— Приятное обещание, — нахожу силы для пары слов.
— Это угроза — и очень серьезная.
Он обхватывает себя ладонью, на этот раз двигая рукой жестким рваным ритмом, и мое сердце начинает качать кровь строго в такт этим движениям. Я как будто настроена на особенную музыку, из которой слышу только ударные, направленные прямо в центр моего удовольствия. И собственные пальцы поднимаются выше, до того места, где спрятан мой личный триггер удовольствия. Одно касание — и голова откидывается назад, безвольно и жалобно ноют ставшие стеклянными палочками вены. Несколько вибраций в рассинхрон — и меня разорвет изнутри.
— Я завидую твоим пальцам, — совсем низким шепотом признается Андрей.
— А я твоим.
— Хочешь меня в рот, маленькая извращенка?
Вместо ответа я просто прикусываю большой палец, туго обхватываю его губами и посасываю.
Никто и никогда не говорил мне, что это так приятно — ощущать на себя мужское желание, страсть и потребность настолько явную, что от нее хочется плакать и смеяться одновременно.
Никто и никогда не говорил мне, что только так и должно быть.
Только так — правильно. Для него, для меня, для нас.
— У моей любимой выдумщицы кончились слова?
— Демонстрации недостаточно? — подыгрываю я.
«Мои ангелы внутри меня не справились…»
— Нет. Говори, я хочу, чтобы ты отымела меня языком, хотя бы фигурально.
Он совершенно ненормальный.
Он — совершенство для меня.
— Конечно, мой невозможный мужчина, я хочу тебя в рот. — К черту, все к черту! — Хочу до безумия, потому что меня заводит мысль стоять перед тобой на коленях, чувствовать твои пальцы у меня в волосах, чувствовать твои подталкивающие движения.
Я надавливаю на клитор указательным пальцем, и первая судорога простреливает от лобка к пупку.
Андрей приподнимает бедра, несколько раз ударяется в кулак — и замирает, нервно сглатывая.
— Хочу знать свой предел, — шепчу я, совсем отрываясь от реальности. Влажный от моей собственной слюны палец скользит по острой вершине соска, и меня снова трясет от необходимости разрядиться. — Хочу узнать, какой ты, когда медленно трахаешь мой рот.
— Блядь…
Он срывается, как будто я назвала контрольное слово.
Просто рвано дышит, просто чуть сильнее сгибает ногу — и движения кулака становятся быстрее, сильнее, жестче. Я откликаюсь собственными бедрами и прикушенными до крови губами.

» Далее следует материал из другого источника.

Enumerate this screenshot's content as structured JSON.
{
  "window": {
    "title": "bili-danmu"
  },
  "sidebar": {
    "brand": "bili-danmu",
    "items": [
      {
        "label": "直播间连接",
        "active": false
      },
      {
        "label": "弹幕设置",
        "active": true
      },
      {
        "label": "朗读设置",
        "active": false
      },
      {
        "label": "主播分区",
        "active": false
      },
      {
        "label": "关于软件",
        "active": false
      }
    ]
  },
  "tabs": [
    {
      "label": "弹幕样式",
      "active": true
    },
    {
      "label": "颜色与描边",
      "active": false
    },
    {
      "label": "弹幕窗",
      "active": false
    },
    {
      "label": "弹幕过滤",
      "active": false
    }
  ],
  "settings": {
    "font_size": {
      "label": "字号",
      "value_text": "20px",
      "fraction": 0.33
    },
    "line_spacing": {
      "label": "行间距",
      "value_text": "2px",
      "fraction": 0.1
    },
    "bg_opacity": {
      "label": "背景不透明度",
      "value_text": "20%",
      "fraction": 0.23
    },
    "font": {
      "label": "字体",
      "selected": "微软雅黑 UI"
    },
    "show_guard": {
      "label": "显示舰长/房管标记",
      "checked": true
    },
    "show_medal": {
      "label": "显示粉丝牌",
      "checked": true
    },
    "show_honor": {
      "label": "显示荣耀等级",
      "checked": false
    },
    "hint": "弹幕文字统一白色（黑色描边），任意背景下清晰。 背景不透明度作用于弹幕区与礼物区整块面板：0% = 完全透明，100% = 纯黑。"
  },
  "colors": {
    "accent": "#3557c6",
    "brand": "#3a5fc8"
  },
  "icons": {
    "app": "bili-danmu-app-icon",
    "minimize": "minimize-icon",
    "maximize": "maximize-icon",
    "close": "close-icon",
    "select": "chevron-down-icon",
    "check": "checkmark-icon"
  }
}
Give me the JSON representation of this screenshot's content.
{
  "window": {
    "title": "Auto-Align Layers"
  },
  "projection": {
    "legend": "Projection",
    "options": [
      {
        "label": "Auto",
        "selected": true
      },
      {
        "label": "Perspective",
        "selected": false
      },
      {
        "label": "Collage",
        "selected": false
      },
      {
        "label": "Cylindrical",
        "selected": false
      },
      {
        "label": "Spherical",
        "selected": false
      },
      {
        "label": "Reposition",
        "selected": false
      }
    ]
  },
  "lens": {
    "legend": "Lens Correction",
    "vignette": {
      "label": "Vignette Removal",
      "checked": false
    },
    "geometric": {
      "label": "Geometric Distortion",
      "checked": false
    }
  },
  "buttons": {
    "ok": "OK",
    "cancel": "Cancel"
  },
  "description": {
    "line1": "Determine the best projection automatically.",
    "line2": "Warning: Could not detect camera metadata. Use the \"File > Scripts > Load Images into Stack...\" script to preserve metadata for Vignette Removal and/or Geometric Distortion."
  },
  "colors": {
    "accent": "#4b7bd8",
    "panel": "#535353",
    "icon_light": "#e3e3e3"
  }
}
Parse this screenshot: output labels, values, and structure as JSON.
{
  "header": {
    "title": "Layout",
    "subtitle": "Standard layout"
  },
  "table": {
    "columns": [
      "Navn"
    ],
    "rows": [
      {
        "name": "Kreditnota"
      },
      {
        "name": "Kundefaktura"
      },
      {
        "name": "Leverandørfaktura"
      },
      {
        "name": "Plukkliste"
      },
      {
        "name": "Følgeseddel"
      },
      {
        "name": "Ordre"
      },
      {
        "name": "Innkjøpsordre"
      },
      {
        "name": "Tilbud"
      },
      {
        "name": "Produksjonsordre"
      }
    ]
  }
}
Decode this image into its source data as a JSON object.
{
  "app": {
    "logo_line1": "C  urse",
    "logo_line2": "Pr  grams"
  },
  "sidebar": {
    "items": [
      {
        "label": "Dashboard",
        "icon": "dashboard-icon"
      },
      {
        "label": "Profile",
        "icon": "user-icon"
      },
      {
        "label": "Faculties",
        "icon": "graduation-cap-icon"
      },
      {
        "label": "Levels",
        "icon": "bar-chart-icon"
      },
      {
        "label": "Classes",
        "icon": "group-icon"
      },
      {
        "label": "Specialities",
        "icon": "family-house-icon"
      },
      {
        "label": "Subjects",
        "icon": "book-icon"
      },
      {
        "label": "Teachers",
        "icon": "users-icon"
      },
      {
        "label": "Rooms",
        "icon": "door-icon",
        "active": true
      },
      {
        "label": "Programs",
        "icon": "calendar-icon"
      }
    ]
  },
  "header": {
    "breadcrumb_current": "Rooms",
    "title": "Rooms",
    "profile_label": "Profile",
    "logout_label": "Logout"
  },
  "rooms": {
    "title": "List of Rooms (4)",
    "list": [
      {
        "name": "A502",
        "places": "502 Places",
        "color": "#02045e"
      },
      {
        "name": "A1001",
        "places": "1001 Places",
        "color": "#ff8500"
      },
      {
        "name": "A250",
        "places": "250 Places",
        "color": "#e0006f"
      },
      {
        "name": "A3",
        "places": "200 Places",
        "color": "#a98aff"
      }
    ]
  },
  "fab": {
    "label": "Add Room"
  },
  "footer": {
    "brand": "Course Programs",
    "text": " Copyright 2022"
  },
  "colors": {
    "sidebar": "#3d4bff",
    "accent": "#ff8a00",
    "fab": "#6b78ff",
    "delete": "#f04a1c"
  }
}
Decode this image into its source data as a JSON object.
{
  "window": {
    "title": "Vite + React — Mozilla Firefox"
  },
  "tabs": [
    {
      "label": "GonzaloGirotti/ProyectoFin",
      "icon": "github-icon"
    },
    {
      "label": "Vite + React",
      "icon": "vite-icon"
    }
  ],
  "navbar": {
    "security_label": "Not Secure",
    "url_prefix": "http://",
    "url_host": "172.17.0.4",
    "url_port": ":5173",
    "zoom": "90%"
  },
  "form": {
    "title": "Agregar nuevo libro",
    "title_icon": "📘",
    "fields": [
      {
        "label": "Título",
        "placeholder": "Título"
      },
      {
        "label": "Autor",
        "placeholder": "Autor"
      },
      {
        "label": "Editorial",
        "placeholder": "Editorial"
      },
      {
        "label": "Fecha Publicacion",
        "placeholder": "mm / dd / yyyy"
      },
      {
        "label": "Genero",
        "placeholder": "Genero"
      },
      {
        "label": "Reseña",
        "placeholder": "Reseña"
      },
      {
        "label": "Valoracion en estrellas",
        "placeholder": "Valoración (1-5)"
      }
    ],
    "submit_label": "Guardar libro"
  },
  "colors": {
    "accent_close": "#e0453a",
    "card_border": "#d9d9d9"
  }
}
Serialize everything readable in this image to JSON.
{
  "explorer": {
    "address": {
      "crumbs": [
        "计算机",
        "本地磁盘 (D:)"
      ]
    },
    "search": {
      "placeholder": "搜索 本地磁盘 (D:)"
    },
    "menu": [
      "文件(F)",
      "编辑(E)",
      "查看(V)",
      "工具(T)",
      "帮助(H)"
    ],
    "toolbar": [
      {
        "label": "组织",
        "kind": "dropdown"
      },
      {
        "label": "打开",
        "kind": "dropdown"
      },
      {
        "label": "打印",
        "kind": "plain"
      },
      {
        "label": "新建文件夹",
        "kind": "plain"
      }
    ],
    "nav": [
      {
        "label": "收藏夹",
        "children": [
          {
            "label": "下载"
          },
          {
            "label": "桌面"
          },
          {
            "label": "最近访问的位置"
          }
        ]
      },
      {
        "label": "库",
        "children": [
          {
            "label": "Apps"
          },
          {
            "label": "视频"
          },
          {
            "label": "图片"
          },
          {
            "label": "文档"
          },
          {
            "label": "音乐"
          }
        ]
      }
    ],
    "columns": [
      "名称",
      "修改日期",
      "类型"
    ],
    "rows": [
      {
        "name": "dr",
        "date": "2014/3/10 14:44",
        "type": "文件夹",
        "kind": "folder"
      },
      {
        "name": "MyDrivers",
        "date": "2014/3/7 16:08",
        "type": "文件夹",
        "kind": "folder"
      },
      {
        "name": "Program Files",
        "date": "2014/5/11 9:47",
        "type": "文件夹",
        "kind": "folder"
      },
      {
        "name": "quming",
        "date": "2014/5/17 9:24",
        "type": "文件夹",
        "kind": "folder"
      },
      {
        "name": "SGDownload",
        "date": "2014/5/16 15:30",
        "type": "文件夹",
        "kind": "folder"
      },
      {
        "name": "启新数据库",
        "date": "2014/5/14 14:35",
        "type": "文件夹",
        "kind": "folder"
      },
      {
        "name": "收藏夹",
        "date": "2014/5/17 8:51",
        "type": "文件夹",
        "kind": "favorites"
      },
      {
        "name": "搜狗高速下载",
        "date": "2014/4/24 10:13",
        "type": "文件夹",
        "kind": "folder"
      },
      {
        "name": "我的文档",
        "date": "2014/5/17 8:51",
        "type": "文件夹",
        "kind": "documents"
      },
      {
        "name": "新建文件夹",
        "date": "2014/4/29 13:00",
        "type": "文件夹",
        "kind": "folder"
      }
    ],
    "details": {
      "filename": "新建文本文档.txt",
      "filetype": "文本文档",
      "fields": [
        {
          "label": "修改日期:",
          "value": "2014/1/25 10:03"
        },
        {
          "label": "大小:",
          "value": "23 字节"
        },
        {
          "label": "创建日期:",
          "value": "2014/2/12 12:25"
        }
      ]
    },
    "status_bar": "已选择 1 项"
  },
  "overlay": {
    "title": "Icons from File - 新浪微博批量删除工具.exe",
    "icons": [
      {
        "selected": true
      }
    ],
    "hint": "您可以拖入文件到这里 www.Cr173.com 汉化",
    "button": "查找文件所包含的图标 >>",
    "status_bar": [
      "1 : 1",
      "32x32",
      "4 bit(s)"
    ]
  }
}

Мне слишком хорошо, чтобы трезво соображать, но я должна увидеть все, что он даст мне. Хотя бы для того, чтобы окончательно тронуться умом, перешагнуть рубеж собственного смущения и больше никогда не оглядываться.
Я жадно впитываю все: и прикрытый ресницами взгляд, и странную бледность на вершинах щек.